La cosiddetta “Legge antimoschee” della Regione lombarda (la n.2 del 2015), poi giudicata anticostituzionale (ma riproposta con alcune modifiche in altre regioni, come nel Veneto e, recentemente in Liguria) anche se pensata contro l’Islam, di fatto, se generalizzata, penalizzava non solo la religione del Corano ma anche la costruzione dei luoghi di culto delle religioni minoritarie e colpiva la libertà religiosa di molti altri soggetti. La “Legge antimoschee” lombarda prevedeva, infatti, che le confessioni religiose prive di “intesa” con lo Stato avessero l’obbligo di un parere preventivo di una Consulta regionale costituita ad hoc (la Consulta per la costruzione degli edifici di culto). In altre parole, la “Legge” celava dietro misure a carattere urbanistico e di governo del territorio (ad esempio: la congruità architettonica, l’integrazione con il paesaggio, la distanza da altri luoghi di culto, la possibilità di un parcheggio, la sicurezza, ecc.) autentiche scelte discriminatorie. La costruzione degli edifici di culto poteva essere, inoltre, subordinata all’approvazione di delibere comunali, ai pareri di organizzazioni e comitati di cittadini, alle valutazioni dei vari organi di vigilanza e sicurezza o, addirittura, al risultato di un referendum tra i residenti.

Tutte le comunità religiose hanno espresso critiche alla “Legge” (Pentecostali, Avventisti, Valdesi, Testimoni di Geova, Scientology e anche la Chiesa Ambrosiana, in linea con la sua tradizione: basti pensare alle dichiarazioni che, nel 2010, rilasciò l’allora Cardinale di Milano Dionigi Tettamanzi (sulla necessità di trovare, a breve termine una soluzione ai problemi dei luoghi di culto dell’Islam) e all’ancora attualissima lettera del Cardinal Martini (“Noi e l’Islam”), che poneva come punti cardine al dialogo l’apertura alle differenze religiose ed il diritto per ognuno di professare liberamente il proprio credo.

Bene ha fatto, come sottolinea Nelly Ippolito, la Corte Costituzionale (sentenza n. 63 del 24 marzo 2016) a giudicare incostituzionale quella legge regionale che andava contro il diritto di libertà religiosa: la maggioranza, qualunque essa sia, non può decidere sul diritto delle minoranze. Con questa sentenza si è ribadito, inoltre, che è lo Stato ad avere la podestà legislativa esclusiva (e non le Regioni che ne invocavano la competenza sulla base di normative urbanistiche o di un generico “governo del territorio”) relativa alla disciplina dei rapporti con le varie confessioni religiose. È la Costituzione a garantire la libertà religiosa ed il diritto a disporre di luoghi di culto. Per questo è fondamentale la “laicità”: solo uno Stato laico può garantire ad ognuno gli stessi diritti degli altri. Nella stessa sentenza la Corte Costituzionale ha, inoltre, sottolineato che anche la legislazione sulla sicurezza è esclusiva dello Stato. Non sono necessarie regolamentazioni (per di più regionali!) specifiche per l’Islam. Le leggi ci sono e devono valere per tutti i cittadini. Ognuno deve essere libero di professare il suo credo nel modo che la sua confessione gli indica. Naturalmente la libertà dell’esercizio del culto in luoghi pubblici e privati deve seguire gli standard di legalità richiesti a tutti. Su quest’ultimo punto, sono molti, ormai, gli autorevoli esponenti islamici in Italia ed in Europa a sostenere che l’attività delle moschee deve essere sottoposta alle leggi dello Stato che le ospita.

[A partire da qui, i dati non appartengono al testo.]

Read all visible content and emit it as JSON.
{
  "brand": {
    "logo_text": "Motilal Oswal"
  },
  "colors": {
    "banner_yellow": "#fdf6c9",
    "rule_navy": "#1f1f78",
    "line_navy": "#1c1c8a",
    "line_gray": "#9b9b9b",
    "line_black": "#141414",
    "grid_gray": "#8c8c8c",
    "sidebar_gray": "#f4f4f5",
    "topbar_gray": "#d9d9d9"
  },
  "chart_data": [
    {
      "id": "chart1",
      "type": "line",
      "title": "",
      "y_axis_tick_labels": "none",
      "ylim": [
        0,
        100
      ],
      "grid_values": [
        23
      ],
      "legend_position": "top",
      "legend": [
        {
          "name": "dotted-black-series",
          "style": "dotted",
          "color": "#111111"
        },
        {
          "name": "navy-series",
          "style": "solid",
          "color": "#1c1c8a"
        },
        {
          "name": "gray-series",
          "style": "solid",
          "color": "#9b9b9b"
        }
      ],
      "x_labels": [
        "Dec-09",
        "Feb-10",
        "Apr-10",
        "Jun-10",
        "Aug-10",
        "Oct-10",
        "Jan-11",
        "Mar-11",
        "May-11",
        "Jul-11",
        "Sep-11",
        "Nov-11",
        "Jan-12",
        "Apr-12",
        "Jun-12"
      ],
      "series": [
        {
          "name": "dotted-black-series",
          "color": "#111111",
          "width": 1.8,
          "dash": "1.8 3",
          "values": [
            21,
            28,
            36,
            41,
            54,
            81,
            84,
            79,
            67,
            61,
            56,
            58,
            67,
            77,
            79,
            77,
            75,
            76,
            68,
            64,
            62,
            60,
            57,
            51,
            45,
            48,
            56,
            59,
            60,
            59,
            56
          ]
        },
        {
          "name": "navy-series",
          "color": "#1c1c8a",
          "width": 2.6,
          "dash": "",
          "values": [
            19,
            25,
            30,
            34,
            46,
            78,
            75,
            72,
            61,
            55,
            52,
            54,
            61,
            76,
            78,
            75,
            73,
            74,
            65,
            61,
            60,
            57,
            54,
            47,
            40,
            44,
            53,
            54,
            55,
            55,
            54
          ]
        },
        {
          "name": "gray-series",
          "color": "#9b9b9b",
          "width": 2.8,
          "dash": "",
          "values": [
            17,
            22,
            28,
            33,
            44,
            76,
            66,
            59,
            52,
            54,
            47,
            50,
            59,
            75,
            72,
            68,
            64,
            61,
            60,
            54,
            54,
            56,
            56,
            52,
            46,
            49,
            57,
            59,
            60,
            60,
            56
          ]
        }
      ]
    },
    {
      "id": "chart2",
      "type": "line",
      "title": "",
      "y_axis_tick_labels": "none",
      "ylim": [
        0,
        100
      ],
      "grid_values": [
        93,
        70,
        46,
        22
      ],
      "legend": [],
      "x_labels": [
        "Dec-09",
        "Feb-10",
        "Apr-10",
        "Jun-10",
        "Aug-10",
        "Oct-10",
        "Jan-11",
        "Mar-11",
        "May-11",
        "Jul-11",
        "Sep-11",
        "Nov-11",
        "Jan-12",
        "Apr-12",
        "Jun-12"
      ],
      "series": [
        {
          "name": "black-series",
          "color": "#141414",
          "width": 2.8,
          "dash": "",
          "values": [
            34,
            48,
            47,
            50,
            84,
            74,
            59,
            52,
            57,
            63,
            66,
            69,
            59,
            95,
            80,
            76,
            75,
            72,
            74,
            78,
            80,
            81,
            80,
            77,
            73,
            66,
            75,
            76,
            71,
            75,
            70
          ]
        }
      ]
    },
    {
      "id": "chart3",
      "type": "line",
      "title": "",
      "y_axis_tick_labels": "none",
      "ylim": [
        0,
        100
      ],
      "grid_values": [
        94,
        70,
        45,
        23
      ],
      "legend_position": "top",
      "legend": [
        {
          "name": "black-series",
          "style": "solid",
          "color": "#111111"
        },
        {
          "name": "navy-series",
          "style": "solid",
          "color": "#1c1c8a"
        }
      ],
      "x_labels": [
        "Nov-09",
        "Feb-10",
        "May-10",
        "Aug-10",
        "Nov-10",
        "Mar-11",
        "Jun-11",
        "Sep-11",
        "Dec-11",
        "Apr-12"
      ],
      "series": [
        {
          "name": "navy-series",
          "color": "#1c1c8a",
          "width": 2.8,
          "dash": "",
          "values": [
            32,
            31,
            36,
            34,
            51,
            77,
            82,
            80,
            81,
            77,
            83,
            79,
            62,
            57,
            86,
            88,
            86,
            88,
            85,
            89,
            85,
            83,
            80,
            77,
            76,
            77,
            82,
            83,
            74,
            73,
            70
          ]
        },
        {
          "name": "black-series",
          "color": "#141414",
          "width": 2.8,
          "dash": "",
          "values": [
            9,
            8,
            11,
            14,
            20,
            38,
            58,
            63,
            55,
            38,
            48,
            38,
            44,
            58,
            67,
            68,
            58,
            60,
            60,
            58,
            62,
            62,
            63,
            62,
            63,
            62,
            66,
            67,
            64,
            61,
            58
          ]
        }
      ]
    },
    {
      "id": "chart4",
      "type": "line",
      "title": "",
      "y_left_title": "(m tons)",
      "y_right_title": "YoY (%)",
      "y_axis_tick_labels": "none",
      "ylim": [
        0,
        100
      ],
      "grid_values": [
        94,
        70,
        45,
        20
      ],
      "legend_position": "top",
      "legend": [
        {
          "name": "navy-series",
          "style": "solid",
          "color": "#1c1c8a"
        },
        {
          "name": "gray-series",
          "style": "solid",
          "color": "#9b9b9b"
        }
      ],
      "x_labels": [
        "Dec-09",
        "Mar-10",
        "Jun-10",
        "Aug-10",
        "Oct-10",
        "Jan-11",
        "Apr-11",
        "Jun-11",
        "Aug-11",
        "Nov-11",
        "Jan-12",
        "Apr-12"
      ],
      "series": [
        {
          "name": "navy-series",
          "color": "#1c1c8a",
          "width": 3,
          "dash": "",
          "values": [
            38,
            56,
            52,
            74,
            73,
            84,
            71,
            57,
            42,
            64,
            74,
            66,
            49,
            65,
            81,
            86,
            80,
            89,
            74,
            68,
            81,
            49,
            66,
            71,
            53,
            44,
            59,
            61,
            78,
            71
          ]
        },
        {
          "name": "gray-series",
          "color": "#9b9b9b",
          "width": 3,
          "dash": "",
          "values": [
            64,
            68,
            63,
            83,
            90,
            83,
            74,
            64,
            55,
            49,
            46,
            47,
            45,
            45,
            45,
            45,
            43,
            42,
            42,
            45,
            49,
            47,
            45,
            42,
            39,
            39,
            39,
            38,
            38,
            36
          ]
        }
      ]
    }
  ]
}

Le moschee, al di là di ogni discriminazione e pregiudizio, sono luoghi di incontro e di preghiera; nei nostri Paesi sono uno dei pochi luoghi dove i fedeli dell’Islam possono mantenere la propria cultura e le proprie radici ma al tempo stesso possono essere dei veri e propri ponti per una integrazione costruttiva.